Es natural, entonces, que las mujeres quieran estar exentas de violencia como uno de los caminos a la equidad y el empoderamiento femenino. Y en esta búsqueda de equidad entre géneros la violencia psicológica es un obstáculo, puesto que genera un desequilibrio que no permite a la mujer verse como ser capaz, perdiendo todo tipo de confianza en sí misma; esto, según el “Informe: Efectos y consecuencias de la violencia y el maltrato doméstico a mujeres”, (Mujeres para la salud, 2012), porque “la conducta violenta, tanto en el terreno físico como en el psíquico va causando un deterioro psicológico en la mujer que desde el punto de vista conductual se manifiesta en una auténtica sumisión a los deseos y órdenes del agresor” (párr. 21).
Como complemento y con la misma importancia dentro del empoderamiento femenino se encuentra la fuente de ingresos económicos, los cuales responden al cumplimiento de la Autonomía Económica.
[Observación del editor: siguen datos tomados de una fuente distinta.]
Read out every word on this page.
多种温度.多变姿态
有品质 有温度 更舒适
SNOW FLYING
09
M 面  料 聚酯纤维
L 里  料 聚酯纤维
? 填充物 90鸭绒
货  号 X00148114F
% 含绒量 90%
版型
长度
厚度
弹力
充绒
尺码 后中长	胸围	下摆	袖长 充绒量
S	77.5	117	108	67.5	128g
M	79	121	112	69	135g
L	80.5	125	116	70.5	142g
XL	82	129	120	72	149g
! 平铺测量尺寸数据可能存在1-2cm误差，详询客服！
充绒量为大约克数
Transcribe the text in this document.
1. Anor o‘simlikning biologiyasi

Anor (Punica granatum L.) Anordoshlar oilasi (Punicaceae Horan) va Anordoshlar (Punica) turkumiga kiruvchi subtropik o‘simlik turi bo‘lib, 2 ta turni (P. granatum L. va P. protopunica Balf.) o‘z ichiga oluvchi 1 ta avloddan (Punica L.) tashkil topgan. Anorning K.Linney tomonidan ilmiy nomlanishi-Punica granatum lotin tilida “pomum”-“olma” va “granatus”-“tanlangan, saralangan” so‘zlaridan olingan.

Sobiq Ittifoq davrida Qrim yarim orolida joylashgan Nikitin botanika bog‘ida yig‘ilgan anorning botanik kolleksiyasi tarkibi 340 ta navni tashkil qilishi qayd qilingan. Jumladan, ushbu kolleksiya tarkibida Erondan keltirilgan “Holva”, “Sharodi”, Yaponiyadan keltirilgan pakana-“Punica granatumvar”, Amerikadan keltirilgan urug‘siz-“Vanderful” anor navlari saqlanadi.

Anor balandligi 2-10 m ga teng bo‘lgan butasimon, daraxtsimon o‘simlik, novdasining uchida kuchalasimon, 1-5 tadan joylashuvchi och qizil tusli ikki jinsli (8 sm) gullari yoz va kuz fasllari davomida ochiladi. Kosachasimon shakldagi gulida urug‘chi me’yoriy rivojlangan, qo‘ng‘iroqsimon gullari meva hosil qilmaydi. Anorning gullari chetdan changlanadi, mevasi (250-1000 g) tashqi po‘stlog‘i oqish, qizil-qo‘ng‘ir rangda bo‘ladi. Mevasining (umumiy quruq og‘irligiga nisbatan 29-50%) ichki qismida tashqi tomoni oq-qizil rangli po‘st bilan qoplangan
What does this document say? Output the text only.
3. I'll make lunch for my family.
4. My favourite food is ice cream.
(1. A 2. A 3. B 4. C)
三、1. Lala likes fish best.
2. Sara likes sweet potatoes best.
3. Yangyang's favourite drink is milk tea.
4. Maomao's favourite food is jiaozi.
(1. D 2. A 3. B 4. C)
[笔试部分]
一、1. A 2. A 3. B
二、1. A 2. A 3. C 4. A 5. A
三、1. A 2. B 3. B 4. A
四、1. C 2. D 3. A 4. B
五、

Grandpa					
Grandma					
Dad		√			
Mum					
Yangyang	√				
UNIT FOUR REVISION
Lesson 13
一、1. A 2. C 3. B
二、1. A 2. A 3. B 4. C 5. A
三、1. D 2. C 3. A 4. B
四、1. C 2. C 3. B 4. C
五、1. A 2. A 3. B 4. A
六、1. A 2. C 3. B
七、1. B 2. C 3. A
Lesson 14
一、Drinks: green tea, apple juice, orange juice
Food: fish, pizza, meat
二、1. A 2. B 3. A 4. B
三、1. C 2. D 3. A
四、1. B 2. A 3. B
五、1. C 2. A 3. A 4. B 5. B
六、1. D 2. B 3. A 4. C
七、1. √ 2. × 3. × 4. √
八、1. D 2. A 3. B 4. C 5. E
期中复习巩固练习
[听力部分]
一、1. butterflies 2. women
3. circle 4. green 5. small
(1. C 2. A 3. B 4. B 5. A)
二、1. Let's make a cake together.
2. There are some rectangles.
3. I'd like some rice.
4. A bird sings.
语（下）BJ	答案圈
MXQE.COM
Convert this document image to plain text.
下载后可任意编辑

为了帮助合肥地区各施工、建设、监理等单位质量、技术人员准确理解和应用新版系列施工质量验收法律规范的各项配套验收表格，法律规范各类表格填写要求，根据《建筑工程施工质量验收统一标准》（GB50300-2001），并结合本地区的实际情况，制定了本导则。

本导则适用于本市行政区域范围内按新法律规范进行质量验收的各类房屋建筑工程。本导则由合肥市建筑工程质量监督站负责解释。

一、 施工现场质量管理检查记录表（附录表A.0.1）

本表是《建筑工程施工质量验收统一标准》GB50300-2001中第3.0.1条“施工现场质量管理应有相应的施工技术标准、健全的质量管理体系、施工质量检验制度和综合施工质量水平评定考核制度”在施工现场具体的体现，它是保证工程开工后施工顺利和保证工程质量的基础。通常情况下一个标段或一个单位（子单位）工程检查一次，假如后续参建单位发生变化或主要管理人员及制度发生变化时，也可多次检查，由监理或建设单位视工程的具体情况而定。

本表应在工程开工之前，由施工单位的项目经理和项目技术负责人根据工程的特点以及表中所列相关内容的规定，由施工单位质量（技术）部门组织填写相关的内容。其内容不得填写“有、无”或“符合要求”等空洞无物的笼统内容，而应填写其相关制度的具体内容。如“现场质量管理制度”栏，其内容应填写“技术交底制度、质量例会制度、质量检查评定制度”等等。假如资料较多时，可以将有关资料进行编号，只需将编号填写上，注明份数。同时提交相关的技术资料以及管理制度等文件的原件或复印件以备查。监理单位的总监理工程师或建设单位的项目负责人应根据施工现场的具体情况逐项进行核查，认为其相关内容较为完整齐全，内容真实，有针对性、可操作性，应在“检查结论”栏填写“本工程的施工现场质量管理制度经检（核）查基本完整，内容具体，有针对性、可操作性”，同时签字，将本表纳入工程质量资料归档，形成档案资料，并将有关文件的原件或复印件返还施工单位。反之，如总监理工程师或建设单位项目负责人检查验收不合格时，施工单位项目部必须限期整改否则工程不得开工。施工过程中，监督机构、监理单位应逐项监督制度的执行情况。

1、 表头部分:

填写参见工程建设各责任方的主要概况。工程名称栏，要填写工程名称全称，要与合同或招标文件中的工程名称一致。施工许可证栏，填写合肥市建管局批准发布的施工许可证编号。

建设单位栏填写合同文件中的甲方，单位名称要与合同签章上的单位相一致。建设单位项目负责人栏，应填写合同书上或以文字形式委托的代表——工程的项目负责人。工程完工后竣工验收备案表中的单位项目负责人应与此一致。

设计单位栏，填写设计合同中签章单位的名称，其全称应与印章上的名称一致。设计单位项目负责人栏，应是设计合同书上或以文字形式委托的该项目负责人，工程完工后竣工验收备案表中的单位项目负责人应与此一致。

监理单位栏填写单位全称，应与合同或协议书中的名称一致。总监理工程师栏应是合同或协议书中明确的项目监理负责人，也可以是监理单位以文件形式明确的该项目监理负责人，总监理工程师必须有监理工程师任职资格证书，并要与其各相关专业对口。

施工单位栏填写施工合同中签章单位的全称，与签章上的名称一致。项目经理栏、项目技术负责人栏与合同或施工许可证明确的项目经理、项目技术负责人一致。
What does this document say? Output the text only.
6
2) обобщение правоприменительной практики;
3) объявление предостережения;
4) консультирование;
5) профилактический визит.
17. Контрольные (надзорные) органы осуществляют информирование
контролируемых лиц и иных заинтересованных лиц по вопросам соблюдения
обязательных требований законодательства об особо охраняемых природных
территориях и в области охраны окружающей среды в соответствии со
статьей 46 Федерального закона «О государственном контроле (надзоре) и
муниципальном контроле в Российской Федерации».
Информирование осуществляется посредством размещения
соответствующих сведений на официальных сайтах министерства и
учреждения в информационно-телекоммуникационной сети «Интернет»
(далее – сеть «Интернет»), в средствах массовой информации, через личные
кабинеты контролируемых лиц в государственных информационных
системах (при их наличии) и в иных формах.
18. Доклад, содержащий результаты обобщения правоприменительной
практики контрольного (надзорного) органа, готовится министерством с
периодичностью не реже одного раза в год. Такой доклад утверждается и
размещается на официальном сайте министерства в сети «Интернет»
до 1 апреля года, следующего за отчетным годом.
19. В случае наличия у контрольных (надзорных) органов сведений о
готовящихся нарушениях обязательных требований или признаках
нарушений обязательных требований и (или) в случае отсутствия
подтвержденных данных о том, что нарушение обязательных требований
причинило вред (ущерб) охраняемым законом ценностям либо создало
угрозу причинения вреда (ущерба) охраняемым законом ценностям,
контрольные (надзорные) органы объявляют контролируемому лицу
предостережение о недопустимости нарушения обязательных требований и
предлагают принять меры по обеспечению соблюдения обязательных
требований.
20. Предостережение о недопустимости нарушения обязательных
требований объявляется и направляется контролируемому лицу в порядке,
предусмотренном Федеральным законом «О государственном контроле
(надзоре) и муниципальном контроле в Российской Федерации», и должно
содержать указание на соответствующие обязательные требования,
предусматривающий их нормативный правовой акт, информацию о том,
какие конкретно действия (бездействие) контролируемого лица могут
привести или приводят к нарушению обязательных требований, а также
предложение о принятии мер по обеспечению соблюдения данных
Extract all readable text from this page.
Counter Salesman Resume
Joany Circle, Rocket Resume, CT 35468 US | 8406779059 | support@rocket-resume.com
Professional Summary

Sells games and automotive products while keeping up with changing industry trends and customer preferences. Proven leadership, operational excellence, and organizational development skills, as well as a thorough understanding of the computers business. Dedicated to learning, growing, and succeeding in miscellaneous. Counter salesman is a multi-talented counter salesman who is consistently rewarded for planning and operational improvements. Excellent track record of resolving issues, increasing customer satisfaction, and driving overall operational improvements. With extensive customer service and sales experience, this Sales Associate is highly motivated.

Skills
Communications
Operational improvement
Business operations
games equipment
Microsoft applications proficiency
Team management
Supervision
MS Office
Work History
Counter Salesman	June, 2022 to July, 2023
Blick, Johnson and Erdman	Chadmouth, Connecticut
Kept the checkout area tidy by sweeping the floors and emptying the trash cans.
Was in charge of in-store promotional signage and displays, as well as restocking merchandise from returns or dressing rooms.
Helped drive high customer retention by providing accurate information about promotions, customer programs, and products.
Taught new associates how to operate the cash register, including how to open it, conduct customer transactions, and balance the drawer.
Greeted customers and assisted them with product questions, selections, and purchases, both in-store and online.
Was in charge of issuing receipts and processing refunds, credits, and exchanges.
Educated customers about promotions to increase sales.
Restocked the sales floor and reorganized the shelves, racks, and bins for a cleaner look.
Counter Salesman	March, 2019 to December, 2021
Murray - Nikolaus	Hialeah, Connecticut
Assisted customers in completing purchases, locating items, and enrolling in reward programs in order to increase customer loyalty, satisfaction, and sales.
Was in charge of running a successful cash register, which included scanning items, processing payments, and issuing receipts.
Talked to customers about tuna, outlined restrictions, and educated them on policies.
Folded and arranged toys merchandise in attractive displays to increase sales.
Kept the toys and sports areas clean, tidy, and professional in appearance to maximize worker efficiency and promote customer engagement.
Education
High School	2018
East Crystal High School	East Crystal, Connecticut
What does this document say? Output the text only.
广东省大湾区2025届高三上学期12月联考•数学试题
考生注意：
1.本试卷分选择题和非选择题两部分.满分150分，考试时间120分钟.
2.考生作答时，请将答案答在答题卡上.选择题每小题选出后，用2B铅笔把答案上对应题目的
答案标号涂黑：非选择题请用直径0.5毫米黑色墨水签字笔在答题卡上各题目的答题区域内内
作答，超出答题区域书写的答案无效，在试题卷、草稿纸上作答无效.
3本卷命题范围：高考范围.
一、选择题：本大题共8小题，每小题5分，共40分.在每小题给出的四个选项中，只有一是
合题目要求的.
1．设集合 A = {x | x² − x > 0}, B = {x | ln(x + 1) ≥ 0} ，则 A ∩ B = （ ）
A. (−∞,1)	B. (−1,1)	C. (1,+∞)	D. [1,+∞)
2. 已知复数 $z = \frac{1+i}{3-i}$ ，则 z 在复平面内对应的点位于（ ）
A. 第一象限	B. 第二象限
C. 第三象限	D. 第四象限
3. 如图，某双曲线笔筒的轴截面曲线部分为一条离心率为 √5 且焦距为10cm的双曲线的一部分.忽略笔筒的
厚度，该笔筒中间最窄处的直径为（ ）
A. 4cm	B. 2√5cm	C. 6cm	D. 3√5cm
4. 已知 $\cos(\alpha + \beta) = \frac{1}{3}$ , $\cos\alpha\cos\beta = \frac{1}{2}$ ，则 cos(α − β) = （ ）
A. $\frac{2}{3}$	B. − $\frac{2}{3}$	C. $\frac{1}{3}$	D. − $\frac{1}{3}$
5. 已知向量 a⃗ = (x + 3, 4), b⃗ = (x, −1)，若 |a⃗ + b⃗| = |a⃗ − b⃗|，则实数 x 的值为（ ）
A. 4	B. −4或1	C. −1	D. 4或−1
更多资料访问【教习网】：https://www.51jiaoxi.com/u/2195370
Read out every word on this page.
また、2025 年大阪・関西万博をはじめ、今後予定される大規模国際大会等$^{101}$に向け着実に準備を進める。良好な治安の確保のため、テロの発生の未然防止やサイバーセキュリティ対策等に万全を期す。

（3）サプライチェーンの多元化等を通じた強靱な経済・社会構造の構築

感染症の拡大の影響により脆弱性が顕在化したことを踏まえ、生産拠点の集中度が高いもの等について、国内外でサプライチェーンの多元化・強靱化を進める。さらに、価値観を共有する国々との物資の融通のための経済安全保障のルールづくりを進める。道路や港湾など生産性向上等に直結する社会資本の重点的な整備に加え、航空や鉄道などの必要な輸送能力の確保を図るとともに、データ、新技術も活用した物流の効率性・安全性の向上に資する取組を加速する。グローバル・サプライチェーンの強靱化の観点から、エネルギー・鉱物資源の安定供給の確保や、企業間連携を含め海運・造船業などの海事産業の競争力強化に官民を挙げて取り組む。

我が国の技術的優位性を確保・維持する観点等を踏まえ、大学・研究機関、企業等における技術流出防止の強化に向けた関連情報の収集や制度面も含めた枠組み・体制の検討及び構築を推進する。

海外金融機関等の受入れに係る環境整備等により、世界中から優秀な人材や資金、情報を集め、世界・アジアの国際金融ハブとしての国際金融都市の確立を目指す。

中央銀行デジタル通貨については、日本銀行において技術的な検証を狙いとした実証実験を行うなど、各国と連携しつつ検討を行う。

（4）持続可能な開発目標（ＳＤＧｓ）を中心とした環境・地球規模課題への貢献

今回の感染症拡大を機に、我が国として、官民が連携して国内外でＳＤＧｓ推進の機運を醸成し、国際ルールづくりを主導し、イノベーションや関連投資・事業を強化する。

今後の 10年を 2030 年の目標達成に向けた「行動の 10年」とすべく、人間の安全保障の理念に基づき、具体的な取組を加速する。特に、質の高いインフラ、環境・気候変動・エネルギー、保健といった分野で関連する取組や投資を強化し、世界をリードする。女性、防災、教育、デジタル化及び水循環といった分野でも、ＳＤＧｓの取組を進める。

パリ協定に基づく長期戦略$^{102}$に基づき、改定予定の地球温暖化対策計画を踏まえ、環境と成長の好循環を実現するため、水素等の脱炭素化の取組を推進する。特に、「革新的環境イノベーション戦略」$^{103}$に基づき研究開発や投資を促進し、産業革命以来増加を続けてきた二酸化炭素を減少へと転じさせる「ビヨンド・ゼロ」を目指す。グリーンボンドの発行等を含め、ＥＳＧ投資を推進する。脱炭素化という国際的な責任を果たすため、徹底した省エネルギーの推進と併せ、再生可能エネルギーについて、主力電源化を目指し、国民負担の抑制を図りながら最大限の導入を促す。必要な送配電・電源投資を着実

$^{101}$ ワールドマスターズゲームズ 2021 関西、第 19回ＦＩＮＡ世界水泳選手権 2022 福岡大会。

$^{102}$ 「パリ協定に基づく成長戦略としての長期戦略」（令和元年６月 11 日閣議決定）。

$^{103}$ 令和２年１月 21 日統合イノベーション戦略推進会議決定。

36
La fuente de ingresos de las mujeres está ligado a la libertad en la toma de decisiones; normalmente una mujer que labora y tiene su propio dinero para gastar o invertir en lo que le convenga, se libra incluso de ataduras dañinas con su integridad para evitar algún tipo de violencia; por eso, este fue uno de los puntos clave que se trató en la Cuarta Conferencia Mundial sobre la Mujer[2], donde surgió el compromiso de trabajar para que las mujeres adquieran esa autonomía:
Promover la independencia económica de la mujer, incluido su empleo, y erradicar la carga persistente y cada vez mayor de la pobreza que recae sobre las mujeres, combatiendo las causas estructurales de esta pobreza mediante cambios en las estructuras económicas, garantizando la igualdad de acceso a todas las mujeres, incluidas las de las zonas rurales, como agentes vitales del desarrollo, a los recursos productivos, oportunidades y servicios públicos (Comisión de la Condición Jurídica y Social de la Mujer [CSW], 1995, p. 4)
Lo ideal para conseguir dicha independencia económica sería que las mujeres adquirieran por sí mismas los ingresos. No obstante, se han reproducido unos estereotipos o patrones culturales, que se convierten como en una norma de adaptación en la sociedad. De esta manera, aparecen los estereotipos de belleza sobre cómo vestirse, qué tipo de maquillaje a llevar, el color de cabello más llamativo o la forma de cuerpo perfecto que se complementan con los roles que deben ser seguidos para ser valoradas; así es como aparecen las mujeres tiernas, sumisas, intuitivas y temerosas. Todo esto reforzado, además, por los medios de comunicación que juegan un papel fundamental en la alineación a través de imaginarios.
Metodología
Para el desarrollo de esta indagación se tomó como muestra dos narco series trasmitidas en Colombia y las cuales contaron con gran aceptación del público televisivo, estas son: “El cartel de los sapos I” y “Alias el mexicano”, trasmitidas en la señal abierta de los canales privados colombianos Caracol y RCN, respectivamente.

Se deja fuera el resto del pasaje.